Currencies Direct Logo

INTERACTIVE INVESTOR : “Sterling slips on public borrowing figures”

News - 20 July 2010

Sterling found itself skating on thin ice on Tuesday following an unexpected rise in UK public borrowing in June.

Public sector net debt stood at £14.5 billion - equating to a record 63.9% as a percentage of GDP although it was marginally down on the £14.7 billion shortfall the year before.

This marks the fourth consecutive month the Public Sector Net Borrowing Requirement edged down although economist warn it would have been higher but for public investment moderating to £1.9 billion from £2.8 billion a year earlier.

Howard Archer, chief UK and European economist at IHS Global Insight said: "Despite the disappointing June data, Chancellor George Osborne still looks able to meet his target PSNBR of £149 billion in 2010/11.

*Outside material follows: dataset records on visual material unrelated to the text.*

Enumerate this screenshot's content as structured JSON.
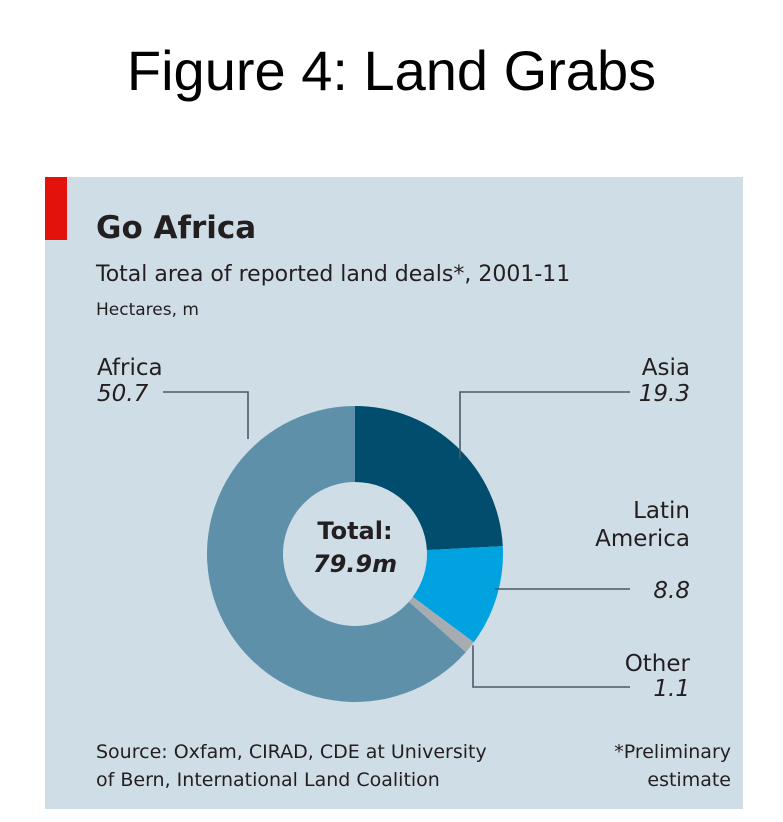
{
  "page_title": "Figure 4: Land Grabs",
  "chart_data": {
    "type": "pie",
    "title": "Go Africa",
    "subtitle": "Total area of reported land deals*, 2001-11",
    "units": "Hectares, m",
    "center_label": "Total:",
    "center_value": "79.9m",
    "slices": [
      {
        "name": "Asia",
        "value": 19.3,
        "value_label": "19.3",
        "color": "#004d6e"
      },
      {
        "name": "Latin America",
        "name_lines": [
          "Latin",
          "America"
        ],
        "value": 8.8,
        "value_label": "8.8",
        "color": "#00a3e0"
      },
      {
        "name": "Other",
        "value": 1.1,
        "value_label": "1.1",
        "color": "#a7acb1"
      },
      {
        "name": "Africa",
        "value": 50.7,
        "value_label": "50.7",
        "color": "#5f90aa"
      }
    ]
  },
  "source_lines": [
    "Source: Oxfam, CIRAD, CDE at University",
    "of Bern, International Land Coalition"
  ],
  "note_lines": [
    "*Preliminary",
    "estimate"
  ],
  "colors": {
    "panel": "#cfdde7",
    "accent": "#e3120b",
    "leader": "#4a5a66"
  }
}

"However, much will depend on how well growth holds up over the second half of this year after likely improvement in the second quarter.   "Meanwhile, the disappointing June data is likely reinforce the government's determination not to ease up on its austerity efforts - especially as Standard & Poor's have maintained their negative outlook on the UK's AAA rating."

The pound took the news fairly badly, dropping to a session low of EUR1.1724. It also fell 0.4% against the US dollar, to $1.5219.

However, Tiffany Burk, European market analyst at Travelex Global Business Payments, is optimistic the pound will recover from its current low.

"The downside to sterling is limited because risk appetite remains positive in broader markets," she said. "Equity markets are trading higher and investors remain optimistic over the release of the upcoming stress tests for the 91 European banks. This confidence is helping to support risk appetite."

This optimsim is helping to boost the euro, which has gained massively against sterling in the past three weeks.

Analysts at Currencies Direct added that comments by Germany's Finance Ministry - stating in its monthly report that it feels "the economy has grown significantly in the second quarter and that the recovery should strengthen further in the second half of the year" - are also lending support.

However, many believe its gains against the dollar are due to weak data coming out of the US. Yesterday, the euro briefly hit a 10-week high against the greenback on the back of fresh data showing that sentiment in the home-building sector fell more than expected in July to the lowest level in over a year.

David Page, economist at Investec, said: "To our minds, the dollar has sold off on renewed weakness in a number of activity indicators in the US, including weak housing turnover. We suspect that foreign exchange markets are nervous of sterling following this path, although we are more sanguine of the outlook over the coming months."